I think @Running_Mama nailed this, but I’ll add my two cents right below. Some of the toughest aspects of somatic tracking to master are “when to track vs when to soothe,” and Outcome Independence.
Somatic tracking is a great tool for when the pain is low to moderate, but when the pain is high, trying to track it will likely feel too difficult and frustrating (because when the pain is that high, it means the brain’s danger bells are ringing like a five-alarm fire). When the pain is high, it’s better to seek ‘soothing’ or ‘avoidance’ behaviors, like laying down or listening to calming music. Balancing soothing with somatic tracking depending on how intense the pain is will maximize the utility of the tracking while minimizing setbacks. It’ll also make the process less difficult - it shouldn’t feel like you’re slogging through it! If it does feel like you’re slogging, probably best to try taking some of the pressure off of yourself to track ‘perfectly’ or to fix the problem right away.
Which leads to the second point about Outcome Independence. If you’re tracking in order to try to decrease your pain in the short term, you’re Dependent on a specific Outcome. And what that tells the brain is, “this somatic tracking tool is being used to solve my pain, which means my pain is a problem.” And if the pain is a problem, then it’s dangerous and warrants an ongoing pain response. @Running_Mama’s note about tracking, seeing nothing, tracking, seeing nothing, then eventually getting a response is huge, because the tool has long-term outcomes, but often doesn’t feel like much in the short term. And it can become easy to get discouraged if your mile markers for success are measured in individual sessions, or days and weeks.

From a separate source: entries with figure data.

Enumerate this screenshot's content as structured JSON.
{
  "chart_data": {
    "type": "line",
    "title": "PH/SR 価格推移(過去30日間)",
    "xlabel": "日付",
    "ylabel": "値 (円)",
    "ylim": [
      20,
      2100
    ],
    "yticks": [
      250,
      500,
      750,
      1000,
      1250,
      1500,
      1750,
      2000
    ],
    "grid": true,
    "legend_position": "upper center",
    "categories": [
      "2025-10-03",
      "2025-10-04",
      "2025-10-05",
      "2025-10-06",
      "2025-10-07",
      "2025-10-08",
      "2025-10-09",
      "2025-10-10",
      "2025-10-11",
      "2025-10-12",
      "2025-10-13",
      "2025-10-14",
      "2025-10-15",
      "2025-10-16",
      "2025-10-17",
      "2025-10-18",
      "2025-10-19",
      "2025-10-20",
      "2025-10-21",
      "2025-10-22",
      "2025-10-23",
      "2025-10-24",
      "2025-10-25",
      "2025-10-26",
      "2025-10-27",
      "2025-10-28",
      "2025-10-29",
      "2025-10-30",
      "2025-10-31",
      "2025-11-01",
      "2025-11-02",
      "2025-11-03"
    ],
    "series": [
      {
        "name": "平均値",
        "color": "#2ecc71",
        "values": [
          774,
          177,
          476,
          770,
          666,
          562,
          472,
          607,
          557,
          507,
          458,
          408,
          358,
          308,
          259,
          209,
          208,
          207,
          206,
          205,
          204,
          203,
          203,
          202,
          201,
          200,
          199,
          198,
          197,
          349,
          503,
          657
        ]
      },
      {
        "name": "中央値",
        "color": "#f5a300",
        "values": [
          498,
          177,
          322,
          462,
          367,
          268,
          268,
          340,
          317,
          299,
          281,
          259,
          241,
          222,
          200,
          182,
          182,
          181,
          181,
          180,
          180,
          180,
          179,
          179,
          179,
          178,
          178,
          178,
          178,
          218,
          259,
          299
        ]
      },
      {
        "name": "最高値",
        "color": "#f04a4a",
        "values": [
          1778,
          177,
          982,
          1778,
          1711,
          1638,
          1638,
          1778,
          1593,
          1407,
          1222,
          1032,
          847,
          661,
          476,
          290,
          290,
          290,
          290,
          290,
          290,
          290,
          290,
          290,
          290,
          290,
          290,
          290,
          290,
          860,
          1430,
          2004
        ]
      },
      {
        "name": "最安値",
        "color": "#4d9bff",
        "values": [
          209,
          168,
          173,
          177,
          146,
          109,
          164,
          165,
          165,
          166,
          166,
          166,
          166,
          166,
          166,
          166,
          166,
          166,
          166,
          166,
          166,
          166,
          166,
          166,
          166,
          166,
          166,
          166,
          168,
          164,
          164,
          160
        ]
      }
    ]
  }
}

@Andy1 I hope that helps, and please let me know if I can clarify anything
I agree with @Running_Mama and @jkelley wholeheartedly - such great advice! I had a similar experience with somatic tracking when I started practicing this technique for myself. Here are a few things that I have found helpful personally and for my patients when working with somatic tracking:
- It is really helpful to remember that the long term goal of somatic tracking is to reduce/eliminate pain, but, the short term goal of the exercise is purely to change your relationship with the painful sensations and watch them from a place of safety, regardless of whether the pain stays the same, increases or decreases. For so many of us who have struggled with chronic pain, we can spend lots of time trying to figure it out how to fix it, problem solve about what is making it worse, worrying about how long it will be there, etc, which can be so exhausting and keep us in a pain loop. I like to think of somatic tracking as a little vacation from trying to “fix” your pain. You can think of somatic tracking as your time to simply let go and watch the show. This is where curiosity comes in.

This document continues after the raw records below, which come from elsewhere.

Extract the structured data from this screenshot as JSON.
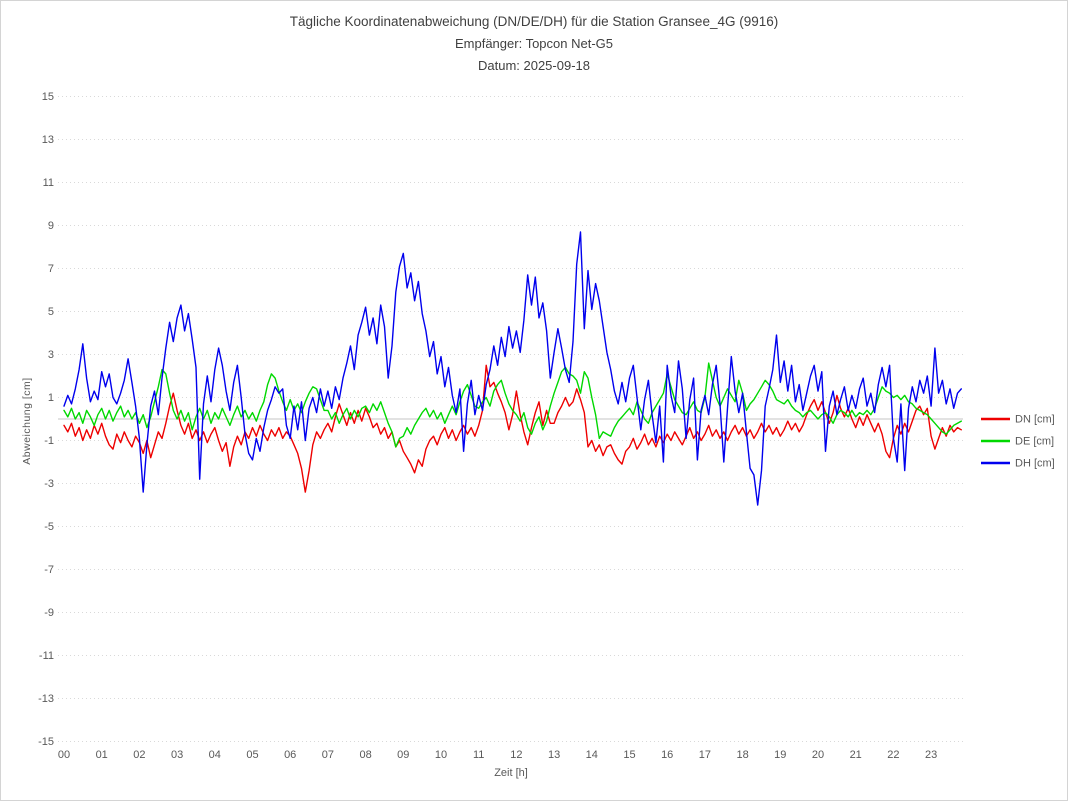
{
  "title": {
    "line1": "Tägliche Koordinatenabweichung (DN/DE/DH) für die Station Gransee_4G (9916)",
    "line2": "Empfänger: Topcon Net-G5",
    "line3": "Datum: 2025-09-18"
  },
  "axes": {
    "y_label": "Abweichung [cm]",
    "x_label": "Zeit [h]",
    "y_ticks": [
      15,
      13,
      11,
      9,
      7,
      5,
      3,
      1,
      -1,
      -3,
      -5,
      -7,
      -9,
      -11,
      -13,
      -15
    ],
    "x_ticks": [
      "00",
      "01",
      "02",
      "03",
      "04",
      "05",
      "06",
      "07",
      "08",
      "09",
      "10",
      "11",
      "12",
      "13",
      "14",
      "15",
      "16",
      "17",
      "18",
      "19",
      "20",
      "21",
      "22",
      "23"
    ]
  },
  "legend": {
    "position": "right",
    "entries": [
      {
        "label": "DN [cm]",
        "color": "#ee0000"
      },
      {
        "label": "DE [cm]",
        "color": "#00d800"
      },
      {
        "label": "DH [cm]",
        "color": "#0000ee"
      }
    ]
  },
  "colors": {
    "title_text": "#404040",
    "axis_text": "#595959",
    "gridline": "#d9d9d9",
    "zero_line": "#c6c6c6",
    "background": "#ffffff"
  },
  "chart_data": {
    "type": "line",
    "title": "Tägliche Koordinatenabweichung (DN/DE/DH) für die Station Gransee_4G (9916)",
    "subtitle": [
      "Empfänger: Topcon Net-G5",
      "Datum: 2025-09-18"
    ],
    "xlabel": "Zeit [h]",
    "ylabel": "Abweichung [cm]",
    "xlim": [
      0,
      24
    ],
    "ylim": [
      -15,
      15
    ],
    "y_tick_step": 2,
    "grid": "dotted horizontal at odd values, solid line at 0",
    "x_unit": "hours",
    "x_start": 0,
    "x_step": 0.1,
    "series": [
      {
        "name": "DN [cm]",
        "color": "#ee0000",
        "values": [
          -0.3,
          -0.6,
          -0.2,
          -0.8,
          -0.4,
          -1.0,
          -0.5,
          -0.9,
          -0.3,
          -0.7,
          -0.2,
          -0.8,
          -1.2,
          -1.4,
          -0.7,
          -1.1,
          -0.6,
          -1.0,
          -1.3,
          -0.8,
          -1.1,
          -1.6,
          -1.0,
          -1.8,
          -1.2,
          -0.6,
          -0.9,
          -0.2,
          0.6,
          1.2,
          0.4,
          -0.3,
          -0.7,
          -0.2,
          -0.9,
          -0.5,
          -1.0,
          -0.6,
          -1.1,
          -0.7,
          -0.4,
          -1.0,
          -1.5,
          -1.1,
          -2.2,
          -1.3,
          -0.8,
          -1.2,
          -0.6,
          -0.9,
          -0.4,
          -0.8,
          -0.3,
          -0.7,
          -1.0,
          -0.5,
          -0.8,
          -0.4,
          -0.9,
          -0.6,
          -0.8,
          -1.2,
          -1.6,
          -2.3,
          -3.4,
          -2.4,
          -1.2,
          -0.6,
          -0.9,
          -0.5,
          -0.2,
          -0.6,
          0.1,
          0.7,
          0.2,
          -0.3,
          0.3,
          -0.2,
          0.4,
          -0.1,
          0.5,
          0.1,
          -0.4,
          -0.2,
          -0.7,
          -0.4,
          -0.9,
          -0.6,
          -1.3,
          -1.0,
          -1.5,
          -1.8,
          -2.1,
          -2.5,
          -1.9,
          -2.2,
          -1.4,
          -1.0,
          -0.8,
          -1.2,
          -0.7,
          -0.4,
          -0.9,
          -0.5,
          -1.0,
          -0.6,
          -0.3,
          -0.7,
          -0.4,
          -0.8,
          -0.3,
          0.4,
          2.5,
          1.5,
          1.7,
          1.2,
          0.8,
          0.3,
          -0.5,
          0.2,
          1.3,
          0.2,
          -0.6,
          -1.2,
          -0.4,
          0.3,
          0.8,
          -0.3,
          0.4,
          -0.2,
          -0.2,
          0.3,
          0.6,
          1.0,
          0.6,
          0.8,
          1.4,
          0.9,
          0.3,
          -1.3,
          -1.0,
          -1.5,
          -1.2,
          -1.7,
          -1.3,
          -1.2,
          -1.6,
          -1.9,
          -2.1,
          -1.5,
          -1.3,
          -0.9,
          -1.4,
          -1.1,
          -0.7,
          -1.2,
          -0.9,
          -1.3,
          -0.8,
          -1.1,
          -0.7,
          -1.0,
          -0.6,
          -0.9,
          -1.2,
          -0.8,
          -0.4,
          -0.9,
          -0.6,
          -1.0,
          -0.7,
          -0.3,
          -0.8,
          -0.5,
          -0.9,
          -0.6,
          -1.0,
          -0.6,
          -0.3,
          -0.7,
          -0.4,
          -0.8,
          -0.5,
          -0.9,
          -0.6,
          -0.2,
          -0.6,
          -0.3,
          -0.7,
          -0.4,
          -0.8,
          -0.5,
          -0.1,
          -0.5,
          -0.2,
          -0.6,
          -0.3,
          0.2,
          0.6,
          0.9,
          0.4,
          0.8,
          0.3,
          -0.2,
          0.3,
          1.1,
          0.5,
          0.1,
          0.5,
          0.0,
          -0.4,
          0.1,
          -0.3,
          0.2,
          -0.2,
          -0.6,
          -0.2,
          -0.7,
          -1.5,
          -1.8,
          -0.9,
          -0.3,
          -0.7,
          -0.2,
          -0.6,
          -0.1,
          0.4,
          0.6,
          0.2,
          0.5,
          -0.8,
          -1.4,
          -0.9,
          -0.4,
          -0.8,
          -0.3,
          -0.6,
          -0.4,
          -0.5
        ]
      },
      {
        "name": "DE [cm]",
        "color": "#00d800",
        "values": [
          0.4,
          0.1,
          0.5,
          0.0,
          0.3,
          -0.2,
          0.4,
          0.1,
          -0.3,
          0.2,
          0.5,
          0.0,
          0.4,
          -0.1,
          0.3,
          0.6,
          0.1,
          0.4,
          0.0,
          0.3,
          -0.2,
          0.2,
          -0.4,
          0.1,
          0.8,
          1.5,
          2.3,
          2.1,
          1.2,
          0.4,
          0.0,
          0.4,
          -0.1,
          0.3,
          -0.5,
          0.1,
          0.5,
          0.0,
          0.4,
          -0.2,
          0.3,
          0.0,
          0.5,
          0.1,
          -0.3,
          0.2,
          0.6,
          0.1,
          0.4,
          0.0,
          0.3,
          -0.1,
          0.4,
          0.8,
          1.6,
          2.1,
          1.9,
          1.3,
          0.8,
          0.4,
          0.9,
          0.4,
          0.7,
          0.3,
          0.8,
          1.2,
          1.5,
          1.4,
          0.9,
          0.4,
          0.4,
          0.0,
          0.3,
          -0.2,
          0.2,
          0.5,
          0.0,
          0.4,
          0.1,
          0.5,
          0.6,
          0.3,
          0.7,
          0.4,
          0.8,
          0.3,
          -0.2,
          -0.6,
          -1.3,
          -0.9,
          -0.8,
          -0.4,
          -0.7,
          -0.3,
          0.0,
          0.3,
          0.5,
          0.1,
          0.4,
          0.0,
          0.3,
          -0.2,
          0.2,
          0.6,
          0.2,
          0.8,
          1.3,
          1.6,
          1.1,
          0.6,
          0.5,
          0.8,
          1.0,
          0.6,
          1.3,
          1.6,
          1.8,
          1.2,
          0.7,
          0.4,
          0.2,
          -0.1,
          0.3,
          -0.4,
          -0.7,
          -0.2,
          0.1,
          -0.5,
          -0.1,
          0.6,
          1.2,
          1.7,
          2.2,
          2.4,
          2.1,
          2.0,
          1.8,
          1.2,
          2.2,
          1.9,
          1.0,
          0.2,
          -0.9,
          -0.6,
          -0.7,
          -0.8,
          -0.4,
          -0.1,
          0.1,
          0.3,
          0.5,
          0.2,
          0.8,
          0.4,
          0.0,
          -0.2,
          0.3,
          0.6,
          0.9,
          1.2,
          2.1,
          1.5,
          0.9,
          0.6,
          0.3,
          0.2,
          0.5,
          0.8,
          0.4,
          0.3,
          1.0,
          2.6,
          1.8,
          1.0,
          0.6,
          1.0,
          1.4,
          1.1,
          0.8,
          1.8,
          1.2,
          0.4,
          0.7,
          0.9,
          1.2,
          1.5,
          1.8,
          1.6,
          1.3,
          0.9,
          0.8,
          0.7,
          0.9,
          0.6,
          0.4,
          0.3,
          0.1,
          0.3,
          0.4,
          0.2,
          0.0,
          0.2,
          0.3,
          0.1,
          -0.2,
          0.2,
          0.4,
          0.3,
          0.1,
          0.4,
          0.1,
          0.3,
          0.2,
          0.4,
          0.2,
          0.5,
          1.0,
          1.5,
          1.3,
          1.2,
          1.0,
          1.1,
          0.9,
          1.1,
          0.8,
          0.7,
          0.5,
          0.4,
          0.3,
          0.2,
          0.0,
          -0.2,
          -0.4,
          -0.6,
          -0.7,
          -0.5,
          -0.3,
          -0.2,
          -0.1
        ]
      },
      {
        "name": "DH [cm]",
        "color": "#0000ee",
        "values": [
          0.6,
          1.1,
          0.7,
          1.4,
          2.3,
          3.5,
          1.9,
          0.8,
          1.3,
          0.9,
          2.2,
          1.5,
          2.1,
          1.0,
          0.7,
          1.2,
          1.8,
          2.8,
          1.7,
          0.6,
          -0.9,
          -3.4,
          -1.2,
          0.6,
          1.3,
          0.2,
          1.9,
          3.3,
          4.5,
          3.6,
          4.7,
          5.3,
          4.1,
          4.9,
          3.7,
          2.4,
          -2.8,
          0.7,
          2.0,
          0.8,
          2.3,
          3.3,
          2.5,
          1.3,
          0.4,
          1.7,
          2.5,
          1.0,
          -0.7,
          -1.6,
          -1.9,
          -0.9,
          -1.5,
          -0.4,
          0.4,
          0.9,
          1.5,
          1.2,
          1.4,
          -0.3,
          -0.9,
          0.6,
          -0.5,
          0.8,
          -1.0,
          0.5,
          1.0,
          0.3,
          1.4,
          0.6,
          1.3,
          0.5,
          1.5,
          0.9,
          1.9,
          2.6,
          3.4,
          2.3,
          3.9,
          4.5,
          5.2,
          3.9,
          4.7,
          3.5,
          5.3,
          4.3,
          1.9,
          3.4,
          5.9,
          7.1,
          7.7,
          6.1,
          6.8,
          5.5,
          6.4,
          4.9,
          4.1,
          2.9,
          3.6,
          2.1,
          2.9,
          1.5,
          2.4,
          1.1,
          0.3,
          1.4,
          -1.5,
          0.7,
          1.8,
          0.2,
          1.1,
          0.4,
          1.6,
          2.3,
          3.4,
          2.5,
          3.8,
          2.9,
          4.3,
          3.3,
          4.1,
          3.1,
          4.6,
          6.7,
          5.3,
          6.6,
          4.7,
          5.4,
          4.1,
          1.9,
          3.1,
          4.2,
          3.3,
          2.3,
          1.7,
          3.6,
          7.2,
          8.7,
          4.2,
          6.9,
          5.1,
          6.3,
          5.5,
          4.3,
          3.1,
          2.3,
          1.3,
          0.7,
          1.7,
          0.8,
          1.9,
          2.5,
          1.0,
          -0.5,
          0.9,
          1.8,
          0.2,
          -1.1,
          0.6,
          -2.0,
          2.5,
          1.1,
          0.3,
          2.7,
          1.4,
          -0.9,
          0.9,
          1.9,
          -1.9,
          0.4,
          1.1,
          0.2,
          1.6,
          2.5,
          0.7,
          -2.0,
          0.5,
          2.9,
          1.3,
          0.3,
          1.2,
          -0.6,
          -2.3,
          -2.6,
          -4.0,
          -2.4,
          0.6,
          1.4,
          2.3,
          3.9,
          1.7,
          2.7,
          1.3,
          2.5,
          0.8,
          1.6,
          0.4,
          1.2,
          2.0,
          2.5,
          1.3,
          2.2,
          -1.5,
          0.6,
          1.3,
          0.2,
          0.9,
          1.5,
          0.4,
          1.1,
          0.5,
          1.4,
          1.9,
          0.6,
          1.2,
          0.3,
          1.6,
          2.4,
          1.5,
          2.5,
          -0.9,
          -2.0,
          0.7,
          -2.4,
          0.5,
          1.5,
          0.8,
          1.8,
          1.2,
          2.0,
          0.6,
          3.3,
          1.2,
          1.8,
          0.7,
          1.4,
          0.5,
          1.2,
          1.4
        ]
      }
    ]
  }
}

- Curiosity: Somatic tracking is essentially a practice in being curious. Curiosity down regulates the parts of our brain that experience fear and control, which amplify pain signals. I find that if you can make the goal of somatic tracking to see how curious you can get about the sensations, while on your vacation from trying to fix or worry about the pain, this helps to take off the pressure of trying to change the sensation itself. What if you could watch the sensation without the pressure of trying to make it go away? This can be a great way to find your sweet spot with somatic tracking.
- Finding the appropriate time to do somatic tracking- when pain is 5/10 or less, I find this is a good time to do somatic tracking. When pain is 6/10 or above, somatic tracking can be difficult to practice without attachment to a desired outcome of reducing pain. Choosing avoidant behaviors when pan levels are high, or practices you know help alleviate pain are a better choice- ie- rest, taking a warm bath, etc.
- Before you start somatic tracking, spend a few minutes sending messages of safety to your brain. A great way to do this is diaphragmatic breathing (deep belly breaths)- where you can feel your lower rib cage expanding 3 dimensionally. This turns on your parasympathetic nervous system and gives your brain the message that you are safe. You can continue with this breath while doing somatic tracking.
- Start small- Start with very small increments of time, and do them often. You can create mini vacations that allow you to drop into curiosity and step out of problem solving, catastrophizing and stress around the sensations of pain.
I hope these suggestions help!
Thank you all so much for the insights. I truly do appreciate it.